How great is our God!

What consequences have you faced from a life choice?

This question really hits home for me.  When reading through a list of  consequences, it was overwhelming for me to think that I had experienced almost all on the list, and other’s unnamed, which tore my life apart prior to my walk with Christ AND I was trying to handle it all, by myself!

I relate to how being a mother is such an important role.  Perhaps one of the most important that we have as a woman, and if we can’t trust God with our children’s lives, how can we begin to think we can trust Him with our own and the purposes He has set forth for us.

I have experienced so many painful consequences while living outside of God’s truth that I literally became ill.  I lost relationships that were very important to me, I lost my family, I lost jobs, I lost friendships, possessions, my home, had zero money for a future, no job and all of what seemed to make sense to me as important and happy. Some of these things were lost because of sin that I lived in and some of my consequences were the result of others around me that were living in sin, but whatever it all was, and why it was, ended up being so severe to me that I became an agoraphobic, an introvert, and a person that was tossed into the darkness of the pits of hell. I was led to my earthly family for care and love.  I was nursed and loved, sought medical attention, turned to God and His love and through all this was able to have a more intimate relationship with God than I ever imagined.  God reached His hand out to me and for the first time in my entire life, I was still enough to listen and I heard him coach me to take His hand.  When I did, I received the most wonderful blessings in my life. I am not saying that it was all over.  I am saying that I had a Lord and Savior who was willing to love me no matter what journey I had taken in life, and because I later chose to walk the journey with Him, He began to heal me of all the sick and ugly pain that filled my life. I still lost my marriage, I lost my home, I lost what I thought made me happy, but like Zechariah, even though the consequences were severe, I definitely learned my lesson and ended up gaining so much more.  When I finally stood still to listen and turned to God, He sent His Holy Spirit to live within me, to guide me and convict me.  I have never known such a peace in my life, and although I still live with the consequences of my sin, I have been on the most incredible journey of my life since that moment.   I know without any doubt, I was forgiven, I was redeemed, I was created anew and I live with a freedom that is unexplainable and my greatest desire is to share with others my story, of hardship without God and victory with God!

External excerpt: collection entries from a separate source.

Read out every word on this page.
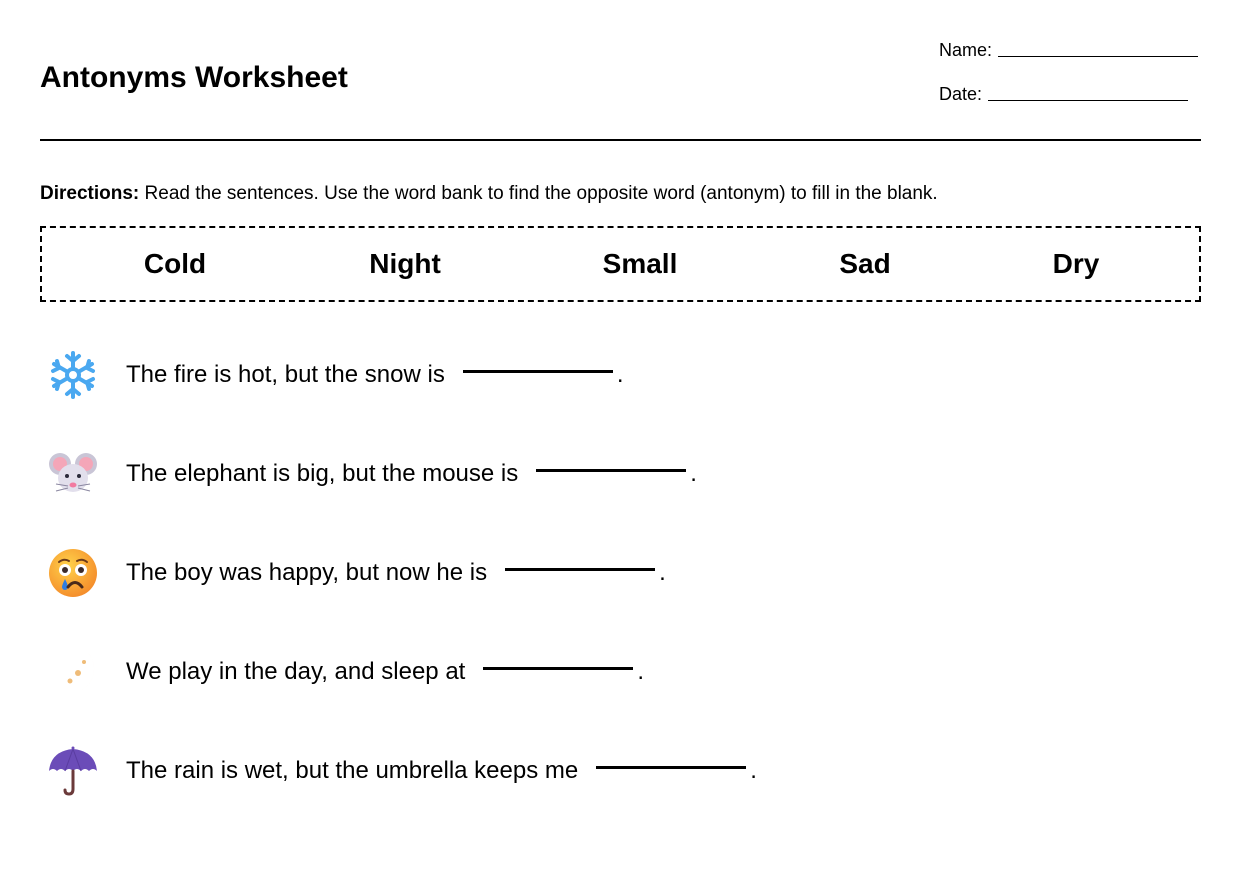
Antonyms Worksheet
Name:
Date:
Directions: Read the sentences. Use the word bank to find the opposite word (antonym) to fill in the blank.
Cold	Night	Small	Sad	Dry
The fire is hot, but the snow is	.
The elephant is big, but the mouse is	.
The boy was happy, but now he is	.
We play in the day, and sleep at	.
The rain is wet, but the umbrella keeps me	.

The most important step for me in this transformation was completely surrendering my sin, my guilt, my worries, relationships, and my illnesses to God by laying it all at the foot of the cross. I had to completely trust God with the outcome of every aspect of my life and it was only then that I began to heal and understood the truth of what it is to be a follower of Christ.

Isaiah 59:2

But your iniquities have separated you from your God; your sins have hidden his face from you, so that he will not hear.

I rejoice in my trials, because without them, I may have never turned toward Him and had this amazing relationship with Him that I now have!  The trust and intimacy of my relationship with Him is now the driving force of all my relationships! What about you?  Have you thought about laying it all down at the foot of the cross?  I am living proof that God will forgive, extend his mercy and grace and redeem you when we choose to turn our face to Him and invite Him to live with us!